Da Redação | 08/09/2015, 10h30

 

Senadores querem estrutura de segurança pública com base no direito à cidadania. Foto: Tânia Rêgo/ABr

 

A política de combate às drogas e a atuação da polícia militar foram alvo de duras críticas por vários convidados aos debates da CPI do Assassinato de Jovens.

 

A advogada Natália Damazio Pinto Ferreira, representante da Justiça Global, apontou como marco para a institucionalização da violência policial a criação em 1969, durante a ditadura militar, do dispositivo conhecido como auto de resistência.

 

— Uma das características marcantes do auto de resistência é justamente que quem fica em julgamento é a vítima, e não o fato, nem se tenta investigar a autoria do homicídio — explicou a advogada.

 

Segundo Natália, a manutenção do auto de resistência vem garantindo a violação de direitos humanos, de princípios e normas do direito penal e processual penal, sem que isso seja visto como violação dessas normas. Grande parte dos procedimentos de investigação é deixada de lado quando há homicídio por policiais em áreas de periferia. Ocorre a remoção de cadáveres sem perícia, pela prática do “falso socorro”, ou mesmo se impede o socorro às vítimas. A investigação muitas vezes é marcada por uma comunicação entre o Ministério Público e Polícia Civil, em que não se faz nenhuma diligência em si, mas fica pedindo-se mais tempo para investigação. Não há perícia oficial na cena do crime e tampouco perícia autônoma independente.

 

A advogada citou casos emblemáticos de jovens e crianças negros assassinados pela polícia em megaoperações nas favelas do Rio de Janeiro, caso do menino Gilson, de 12 anos, no Morro do Dendê, e também onde há unidades de polícia pacificadora (UPPs), com registro de 50 pessoas executadas.

 

— Seria importante levar em conta a participação direta do Estado na morte de jovens no país. A redução dos homicídios não pode ser concretizada sem que se discuta o fim do racismo, a desmilitarização da polícia e um reforço das instituições de direitos humanos — defendeu.

 

Condenação

 

Natália relatou que, recentemente, durante uma audiência pública na Comissão Interamericana de Direitos Humanos (CIDH), foi apontado que os autos de resistência representavam não apenas o indicativo de uma transição para o período democrático falha, como também um sintoma de racismo estruturante da sociedade brasileira.

 

O Brasil já foi condenado na CIDH por um caso de auto de resistência, que foi o assassinato do jovem Wallace de Almeida, de 18 anos, no Morro da Babilônia, Rio de Janeiro, em 1998. Ele foi executado durante uma operação policial e a família foi impedida de fazer o socorro.

 

Para Lídice da Mata, a estrutura de segurança pública brasileira precisa ser pensada com base no direito da pessoa humana, no direito à cidadania.

 

— O que nós verificamos é que acontece a morte de um policial naquele território e a polícia volta para, digamos assim, realizar sua vingança.
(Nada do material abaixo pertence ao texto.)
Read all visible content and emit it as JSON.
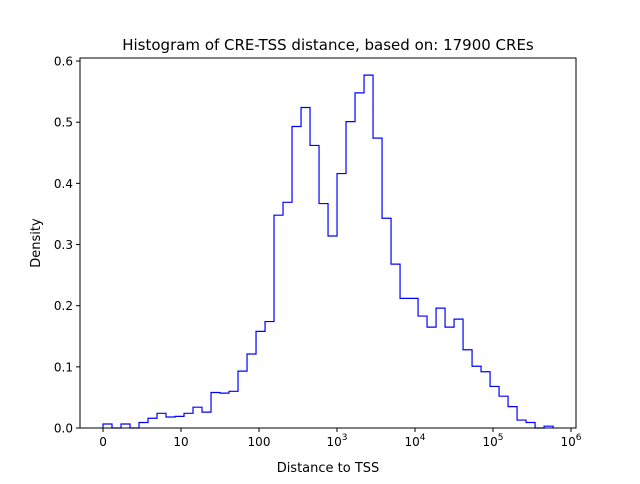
{
  "chart_data": {
    "type": "histogram",
    "title": "Histogram of CRE-TSS distance, based on: 17900 CREs",
    "xlabel": "Distance to TSS",
    "ylabel": "Density",
    "xscale": "symlog (equal spacing per decade, 0 mapped to position 0)",
    "xlim_decades": [
      -0.295,
      6.064
    ],
    "ylim": [
      0,
      0.605
    ],
    "x_ticks": [
      {
        "pos": 0,
        "base": "0",
        "exp": ""
      },
      {
        "pos": 1,
        "base": "10",
        "exp": ""
      },
      {
        "pos": 2,
        "base": "100",
        "exp": ""
      },
      {
        "pos": 3,
        "base": "10",
        "exp": "3"
      },
      {
        "pos": 4,
        "base": "10",
        "exp": "4"
      },
      {
        "pos": 5,
        "base": "10",
        "exp": "5"
      },
      {
        "pos": 6,
        "base": "10",
        "exp": "6"
      }
    ],
    "y_ticks": [
      "0.0",
      "0.1",
      "0.2",
      "0.3",
      "0.4",
      "0.5",
      "0.6"
    ],
    "y_tick_values": [
      0,
      0.1,
      0.2,
      0.3,
      0.4,
      0.5,
      0.6
    ],
    "bin_start_decades": 0,
    "bin_width_decades": 0.1154,
    "values": [
      0.0065,
      0,
      0.0065,
      0,
      0.009,
      0.016,
      0.024,
      0.018,
      0.019,
      0.024,
      0.034,
      0.026,
      0.058,
      0.057,
      0.06,
      0.093,
      0.121,
      0.158,
      0.174,
      0.348,
      0.369,
      0.493,
      0.524,
      0.462,
      0.367,
      0.314,
      0.416,
      0.501,
      0.548,
      0.577,
      0.474,
      0.343,
      0.268,
      0.212,
      0.212,
      0.183,
      0.165,
      0.196,
      0.165,
      0.178,
      0.128,
      0.101,
      0.092,
      0.068,
      0.052,
      0.035,
      0.013,
      0.009,
      0,
      0.003
    ],
    "histtype": "step",
    "color": "#0000ff",
    "grid": false,
    "legend": "none"
  }
}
Encontra grupos de jovens envolvidos com o tráfico de drogas e a matança se dá. E tudo sob a justificativa de que é possível ter licença para matar porque se trata de tráfico de drogas. Não é possível que nós continuemos com essa política de enfrentamento das drogas no Brasil — considera.

Agência Senado (Reprodução autorizada mediante citação da Agência Senado)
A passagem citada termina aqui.